Vor einer Woche sprach ich in Belfast mit ranghohen Vertretern der Sicherheitskräfte, darunter auch Nordirlands Polizeichef Sir Hugh Orde darüber, welche Lehren aus dem Nordirlandkonflikt für Konflikte in anderen Teilen der Welt gezogen werden können. Abschließend fragte ich - allerdings eher rhetorisch - ob es vorschnell von mir sei, die „Troubles“ für beendet zu erklären. Dann erklärte ich noch, ich würde dafür beten, dass es den terrorismusbereiten Dissidenten unter den Republikanern nicht gelingen würde, Mitglieder der Sicherheitskräfte zu töten. Sollte es ihnen doch gelingen, meinte ich, wäre dies zwar ein Tragödie, allerdings keine von „politischer Signifikanz“, solange nicht falsch regiert würde.

Ich ahnte nicht, dass die Tragödie, die ich vorhergesehen hatte, so bald Wirklichkeit werden würde. Ich stehe dennoch zu meinen Worten: Diese kaltblütigen Morde haben keine politische Signifikanz und bedeuten nicht die „Wiedergeburt der Unruhen“, wie auf den Titelseiten einiger Zeitungen zu lesen war. Meine Sorge ist vielmehr, dass unbesonnene Reaktionen auf diese Anschläge eine Rückkehr zu Gewalt auslösen könnten.

Was die Täter verlangen

Die Sinn Féin-Führer Gerry Adams und Martin McGuinness haben sich bemüht, die republikanische Bewegung so geschlossen wie möglich in den Frieden zu führen. Sie gingen behutsam vor, um eine Spaltung – wie sie mit solchen Schritten oft einhergeht – zu vermeiden, und verloren unterwegs nur wenige Anhänger. Es sollte ein für alle mal – nicht viele Male mit vielen verschiedenen Gruppen – Frieden geschlossen werden. Man wollte sichergehen, dass keine zugkräftige terroristische Strömung zurückbleiben würde. Das Ergebnis war im Mai 2007 die Bildung einer neuen Regionalregierung, bestehend aus der pro-britischen, unionistischen Democratic Unionist Party (DUP) und der pro-irischen Sinn Féin.

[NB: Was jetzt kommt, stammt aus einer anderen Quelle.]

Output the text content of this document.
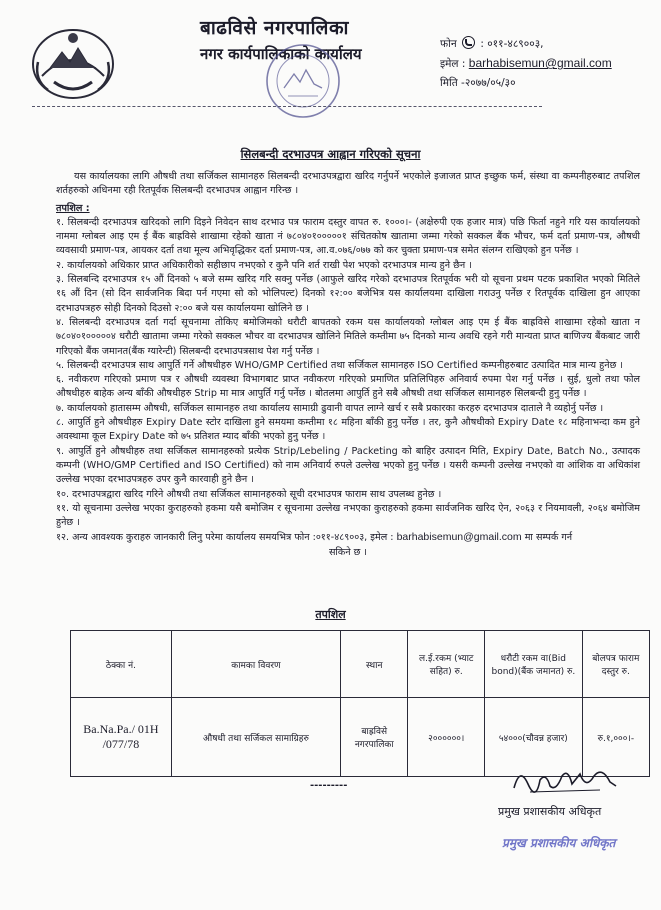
बाढविसे नगरपालिका
नगर कार्यपालिकाको कार्यालय
फोन : ०११-४८९००३,
इमेल : barhabisemun@gmail.com
मिति -२०७७/०५/३०
सिलबन्दी दरभाउपत्र आह्वान गरिएको सूचना

यस कार्यालयका लागि औषधी तथा सर्जिकल सामानहरु सिलबन्दी दरभाउपत्रद्वारा खरिद गर्नुपर्ने भएकोले इजाजत प्राप्त इच्छुक फर्म, संस्था वा कम्पनीहरुबाट तपशिल शर्तहरुको अधिनमा रही रितपूर्वक सिलबन्दी दरभाउपत्र आह्वान गरिन्छ ।

तपशिल :

१. सिलबन्दी दरभाउपत्र खरिदको लागि दिइने निवेदन साथ दरभाउ पत्र फाराम दस्तुर वापत रु. १०००।- (अक्षेरुपी एक हजार मात्र) पछि फिर्ता नहुने गरि यस कार्यालयको नाममा ग्लोबल आइ एम ई बैंक बाह्रविसे शाखामा रहेको खाता नं ७८०४०१०००००१ संचितकोष खातामा जम्मा गरेको सक्कल बैंक भौचर, फर्म दर्ता प्रमाण-पत्र, औषधी व्यवसायी प्रमाण-पत्र, आयकर दर्ता तथा मूल्य अभिवृद्धिकर दर्ता प्रमाण-पत्र, आ.व.०७६/०७७ को कर चुक्ता प्रमाण-पत्र समेत संलग्न राखिएको हुन पर्नेछ ।
२. कार्यालयको अधिकार प्राप्त अधिकारीको सहीछाप नभएको र कुनै पनि शर्त राखी पेश भएको दरभाउपत्र मान्य हुने छैन ।
३. सिलबन्दि दरभाउपत्र १५ औं दिनको ५ बजे सम्म खरिद गरि सक्नु पर्नेछ (आफुले खरिद गरेको दरभाउपत्र रितपूर्वक भरी यो सूचना प्रथम पटक प्रकाशित भएको मितिले १६ औं दिन (सो दिन सार्वजनिक बिदा पर्न गएमा सो को भोलिपल्ट) दिनको १२:०० बजेभित्र यस कार्यालयमा दाखिला गराउनु पर्नेछ र रितपूर्वक दाखिला हुन आएका दरभाउपत्रहरु सोही दिनको दिउसो २:०० बजे यस कार्यालयमा खोलिने छ ।
४. सिलबन्दी दरभाउपत्र दर्ता गर्दा सूचनामा तोकिए बमोजिमको धरौटी बापतको रकम यस कार्यालयको ग्लोबल आइ एम ई बैंक बाह्रविसे शाखामा रहेको खाता न ७८०४०१०००००४ धरौटी खातामा जम्मा गरेको सक्कल भौचर वा दरभाउपत्र खोलिने मितिले कम्तीमा ७५ दिनको मान्य अवधि रहने गरी मान्यता प्राप्त बाणिज्य बैंकबाट जारी गरिएको बैंक जमानत(बैंक ग्यारेन्टी) सिलबन्दी दरभाउपत्रसाथ पेश गर्नु पर्नेछ ।
५. सिलबन्दी दरभाउपत्र साथ आपुर्ति गर्ने औषधीहरु WHO/GMP Certified तथा सर्जिकल सामानहरु ISO Certified कम्पनीहरुबाट उत्पादित मात्र मान्य हुनेछ ।
६. नवीकरण गरिएको प्रमाण पत्र र औषधी व्यवस्था विभागबाट प्राप्त नवीकरण गरिएको प्रमाणित प्रतिलिपिहरु अनिवार्य रुपमा पेश गर्नु पर्नेछ । सुई, धुलो तथा फोल औषधीहरु बाहेक अन्य बाँकी औषधीहरु Strip मा मात्र आपुर्ति गर्नु पर्नेछ । बोतलमा आपुर्ति हुने सबै औषधी तथा सर्जिकल सामानहरु सिलबन्दी हुनु पर्नेछ ।
७. कार्यालयको हातासम्म औषधी, सर्जिकल सामानहरु तथा कार्यालय सामाग्री ढुवानी वापत लाग्ने खर्च र सबै प्रकारका करहरु दरभाउपत्र दाताले नै व्यहोर्नु पर्नेछ ।
८. आपुर्ति हुने औषधीहरु Expiry Date स्टोर दाखिला हुने समयमा कम्तीमा १८ महिना बाँकी हुनु पर्नेछ । तर, कुनै औषधीको Expiry Date १८ महिनाभन्दा कम हुने अवस्थामा कूल Expiry Date को ७५ प्रतिशत म्याद बाँकी भएको हुनु पर्नेछ ।
९. आपुर्ति हुने औषधीहरु तथा सर्जिकल सामानहरुको प्रत्येक Strip/Lebeling / Packeting को बाहिर उत्पादन मिति, Expiry Date, Batch No., उत्पादक कम्पनी (WHO/GMP Certified and ISO Certified) को नाम अनिवार्य रुपले उल्लेख भएको हुनु पर्नेछ । यसरी कम्पनी उल्लेख नभएको वा आंशिक वा अधिकांश उल्लेख भएका दरभाउपत्रहरु उपर कुनै कारवाही हुने छैन ।
१०. दरभाउपत्रद्वारा खरिद गरिने औषधी तथा सर्जिकल सामानहरुको सूची दरभाउपत्र फाराम साथ उपलब्ध हुनेछ ।
११. यो सूचनामा उल्लेख भएका कुराहरुको हकमा यसै बमोजिम र सूचनामा उल्लेख नभएका कुराहरुको हकमा सार्वजनिक खरिद ऐन, २०६३ र नियमावली, २०६४ बमोजिम हुनेछ ।
१२. अन्य आवश्यक कुराहरु जानकारी लिनु परेमा कार्यालय समयभित्र फोन :०११-४८९००३, इमेल : barhabisemun@gmail.com मा सम्पर्क गर्न

सकिने छ ।

तपशिल
ठेक्का नं.	कामका विवरण	स्थान	ल.ई.रकम (भ्याट सहित) रु.	धरौटी रकम वा(Bid bond)(बैंक जमानत) रु.	बोलपत्र फाराम दस्तुर रु.
Ba.Na.Pa./ 01H /077/78	औषधी तथा सर्जिकल सामाग्रिहरु	बाह्रविसे नगरपालिका	२००००००।	५४०००(चौवन्न हजार)	रु.१,०००।-
---------
प्रमुख प्रशासकीय अधिकृत
प्रमुख प्रशासकीय अधिकृत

Die Splittergruppen, die zurückblieben, die Real IRA und die Continuity IRA, haben keine Relevanz und kein politisches Mandat. Sie sprechen für niemanden und für keinen Teil der Bevölkerung. Die Morde, die sie begehen, sind nicht mehr als Morde – es sind keine politischen Taten. Was die Täter verlangen, kann man in Nordirland ungehindert auf politischem Wege erlangen. Es gibt keinerlei wie auch immer geartete Rechtfertigung für physische Gewalt.


Die Lektion von Omagh

Die Osteraufstände im Jahr 1916 wurden durch die Reaktion der britischen Regierung zu einer Massenbewegung für Unabhängigkeit. Die Grausamkeit, mit der sie niedergeschlagen wurden, die massenhafte Inhaftierung Unschuldiger und die aufgezwungene Wehrpflicht trieben die irische Bevölkerung in die Opposition. Dabei waren es stets die Repressalien, die Terrorristen Sympathien und Unterstützung einbrachten. Auch deshalb, weil auf terroristische Gräuel stets Vergeltung folgte, auf die wiederum mit Vergeltung geantwortet wurde, bis schließlich ein veritabler Konflikt da war. Das wird im März 2009 nicht passieren.

Aber es besteht die Gefahr, dass die jüngsten Attentate durch den Versuch, ihnen zu viel Bedeutung einzuräumen, letzten Endes mehr sein könnten als eine persönliche Tragödie. Aufmerksamkeit ist eine weitere Sache auf die Terroristen aus sind. Diese Ereignisse sollten also in ihrem Kontext betrachtet und nicht überhöht werden. Sinn Féin steht vor einer schwierigen Aufgabe, die Einheit der republikanischen Bewegung zu erhalten, andererseits die Morde zu verurteilen, wie sie die früher auch verübt hat, und Gerechtigkeit zu verlangen. Diese Aufgabe sollte ihnen nicht dadurch erschwert werden, dass auf historisch begründeten Sensibilitäten beharrt wird. In Zeiten wie diesen muss man enger zusammenrücken, statt alte Gräben wieder aufzureißen.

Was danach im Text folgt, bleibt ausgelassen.